Common linked list patterns (runner technique) in Data Structures Theory - Time & Space Complexity
When working with linked lists, the runner technique helps us move through the list efficiently.
We want to know how the time needed changes as the list gets longer.
Analyze the time complexity of the following code snippet.
Node* slow = head;
Node* fast = head;
while (fast != nullptr && fast->next != nullptr) {
slow = slow->next;
fast = fast->next->next;
}
// slow now points to the middle node
This code uses two pointers moving at different speeds to find the middle of a linked list.
Identify the loops, recursion, array traversals that repeat.
- Primary operation: Moving the fast and slow pointers through the list.
- How many times: The loop runs about half the length of the list because fast moves two steps each time.
As the list gets longer, the loop runs more times, but only about half as many as the list length.
| Input Size (n) | Approx. Operations |
|---|---|
| 10 | 5 |
| 100 | 50 |
| 1000 | 500 |
Pattern observation: The number of steps grows roughly in direct proportion to the list size.
Time Complexity: O(n)
This means the time to find the middle grows linearly as the list gets longer.

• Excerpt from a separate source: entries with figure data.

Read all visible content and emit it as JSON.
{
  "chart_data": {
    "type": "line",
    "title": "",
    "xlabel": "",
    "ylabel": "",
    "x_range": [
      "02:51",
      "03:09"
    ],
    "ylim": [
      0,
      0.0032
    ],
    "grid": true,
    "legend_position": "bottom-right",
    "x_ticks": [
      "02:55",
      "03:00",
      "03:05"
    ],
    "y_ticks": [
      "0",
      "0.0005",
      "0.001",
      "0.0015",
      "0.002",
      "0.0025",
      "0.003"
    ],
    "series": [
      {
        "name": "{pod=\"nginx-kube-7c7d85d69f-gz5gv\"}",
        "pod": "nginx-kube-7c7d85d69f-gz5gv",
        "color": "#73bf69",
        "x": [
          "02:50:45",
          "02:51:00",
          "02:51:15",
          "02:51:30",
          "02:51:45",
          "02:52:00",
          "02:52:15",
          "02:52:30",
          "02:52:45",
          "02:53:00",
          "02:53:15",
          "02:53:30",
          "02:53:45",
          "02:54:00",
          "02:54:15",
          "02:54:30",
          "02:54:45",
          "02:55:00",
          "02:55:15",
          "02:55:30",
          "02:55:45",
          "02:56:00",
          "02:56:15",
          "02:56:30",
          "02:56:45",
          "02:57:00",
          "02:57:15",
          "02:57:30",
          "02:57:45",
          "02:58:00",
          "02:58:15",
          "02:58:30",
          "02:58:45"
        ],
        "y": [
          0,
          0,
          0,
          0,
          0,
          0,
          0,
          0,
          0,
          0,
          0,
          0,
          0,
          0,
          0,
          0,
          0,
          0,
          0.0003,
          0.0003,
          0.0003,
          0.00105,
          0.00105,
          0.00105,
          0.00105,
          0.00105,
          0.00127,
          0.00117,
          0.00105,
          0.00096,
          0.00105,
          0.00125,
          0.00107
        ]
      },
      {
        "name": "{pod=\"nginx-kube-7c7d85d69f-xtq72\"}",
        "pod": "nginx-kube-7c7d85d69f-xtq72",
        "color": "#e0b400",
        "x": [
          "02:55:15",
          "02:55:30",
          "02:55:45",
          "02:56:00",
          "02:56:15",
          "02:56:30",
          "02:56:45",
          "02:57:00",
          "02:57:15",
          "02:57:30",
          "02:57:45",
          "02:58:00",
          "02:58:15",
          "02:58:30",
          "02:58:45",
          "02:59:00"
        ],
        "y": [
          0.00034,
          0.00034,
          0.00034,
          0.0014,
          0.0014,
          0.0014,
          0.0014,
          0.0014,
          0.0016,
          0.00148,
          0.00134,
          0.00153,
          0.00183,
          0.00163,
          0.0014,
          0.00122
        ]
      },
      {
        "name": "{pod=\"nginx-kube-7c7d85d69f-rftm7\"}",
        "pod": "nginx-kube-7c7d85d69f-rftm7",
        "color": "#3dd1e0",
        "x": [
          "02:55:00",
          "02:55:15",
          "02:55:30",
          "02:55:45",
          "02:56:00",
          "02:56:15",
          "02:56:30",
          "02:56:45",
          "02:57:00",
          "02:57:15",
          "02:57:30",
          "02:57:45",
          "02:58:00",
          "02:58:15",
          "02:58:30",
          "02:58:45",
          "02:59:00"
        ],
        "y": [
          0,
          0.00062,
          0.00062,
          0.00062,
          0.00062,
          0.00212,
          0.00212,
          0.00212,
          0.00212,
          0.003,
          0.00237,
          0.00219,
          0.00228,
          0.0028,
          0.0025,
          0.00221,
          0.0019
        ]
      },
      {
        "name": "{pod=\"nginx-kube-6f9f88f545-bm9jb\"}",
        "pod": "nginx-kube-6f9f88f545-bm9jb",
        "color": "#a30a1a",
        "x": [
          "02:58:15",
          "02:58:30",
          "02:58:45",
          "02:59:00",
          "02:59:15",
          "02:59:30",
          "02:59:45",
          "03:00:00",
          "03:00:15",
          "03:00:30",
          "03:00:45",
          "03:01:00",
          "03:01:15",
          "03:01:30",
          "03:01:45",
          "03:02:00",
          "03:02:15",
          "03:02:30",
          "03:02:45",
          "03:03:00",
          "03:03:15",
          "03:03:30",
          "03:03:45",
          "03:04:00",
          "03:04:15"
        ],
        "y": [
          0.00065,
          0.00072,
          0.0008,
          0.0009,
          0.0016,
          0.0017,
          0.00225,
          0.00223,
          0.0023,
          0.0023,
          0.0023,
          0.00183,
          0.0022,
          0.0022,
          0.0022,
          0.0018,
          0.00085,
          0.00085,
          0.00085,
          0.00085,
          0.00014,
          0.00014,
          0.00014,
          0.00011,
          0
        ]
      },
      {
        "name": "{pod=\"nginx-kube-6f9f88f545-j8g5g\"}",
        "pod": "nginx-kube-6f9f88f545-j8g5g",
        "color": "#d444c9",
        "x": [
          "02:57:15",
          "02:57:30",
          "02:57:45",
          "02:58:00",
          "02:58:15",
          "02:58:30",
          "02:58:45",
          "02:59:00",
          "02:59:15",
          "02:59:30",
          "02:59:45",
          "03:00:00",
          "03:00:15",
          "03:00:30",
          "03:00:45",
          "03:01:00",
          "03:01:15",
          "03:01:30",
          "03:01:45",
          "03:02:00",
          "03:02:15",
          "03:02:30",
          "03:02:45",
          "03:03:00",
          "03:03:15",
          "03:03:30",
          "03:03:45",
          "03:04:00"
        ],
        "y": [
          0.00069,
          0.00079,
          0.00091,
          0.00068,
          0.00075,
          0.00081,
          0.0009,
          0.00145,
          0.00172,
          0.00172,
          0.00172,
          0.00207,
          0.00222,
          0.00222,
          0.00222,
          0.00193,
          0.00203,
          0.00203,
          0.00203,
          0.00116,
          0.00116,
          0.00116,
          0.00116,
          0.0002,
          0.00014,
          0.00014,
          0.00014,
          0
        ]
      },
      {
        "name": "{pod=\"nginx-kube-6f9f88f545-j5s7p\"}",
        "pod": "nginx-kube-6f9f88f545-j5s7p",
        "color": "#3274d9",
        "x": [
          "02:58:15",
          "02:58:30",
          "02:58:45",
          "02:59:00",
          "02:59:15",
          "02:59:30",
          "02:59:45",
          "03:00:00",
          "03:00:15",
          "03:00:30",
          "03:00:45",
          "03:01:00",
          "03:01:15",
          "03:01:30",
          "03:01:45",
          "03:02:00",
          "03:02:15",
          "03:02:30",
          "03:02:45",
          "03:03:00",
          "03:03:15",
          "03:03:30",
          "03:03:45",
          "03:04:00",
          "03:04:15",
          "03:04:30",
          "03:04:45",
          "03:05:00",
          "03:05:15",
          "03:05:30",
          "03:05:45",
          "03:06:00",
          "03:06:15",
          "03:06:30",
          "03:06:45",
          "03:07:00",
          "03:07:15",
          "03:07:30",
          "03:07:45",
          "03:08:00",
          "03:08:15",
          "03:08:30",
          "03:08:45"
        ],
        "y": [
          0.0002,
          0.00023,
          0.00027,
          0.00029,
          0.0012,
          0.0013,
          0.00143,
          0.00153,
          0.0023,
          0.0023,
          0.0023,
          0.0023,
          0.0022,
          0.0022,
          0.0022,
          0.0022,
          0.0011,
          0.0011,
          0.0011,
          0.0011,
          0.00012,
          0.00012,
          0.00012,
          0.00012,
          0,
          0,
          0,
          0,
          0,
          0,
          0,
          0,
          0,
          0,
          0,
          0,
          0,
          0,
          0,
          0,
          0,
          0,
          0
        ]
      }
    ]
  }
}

[X] Wrong: "Because the fast pointer moves two steps, the time complexity is O(n/2), which is faster than O(n)."
[OK] Correct: We ignore constants in time complexity, so O(n/2) is the same as O(n). The time still grows linearly with input size.
Understanding the runner technique shows you can handle linked lists efficiently, a common skill interviewers look for.
"What if the fast pointer moved three steps at a time instead of two? How would the time complexity change?"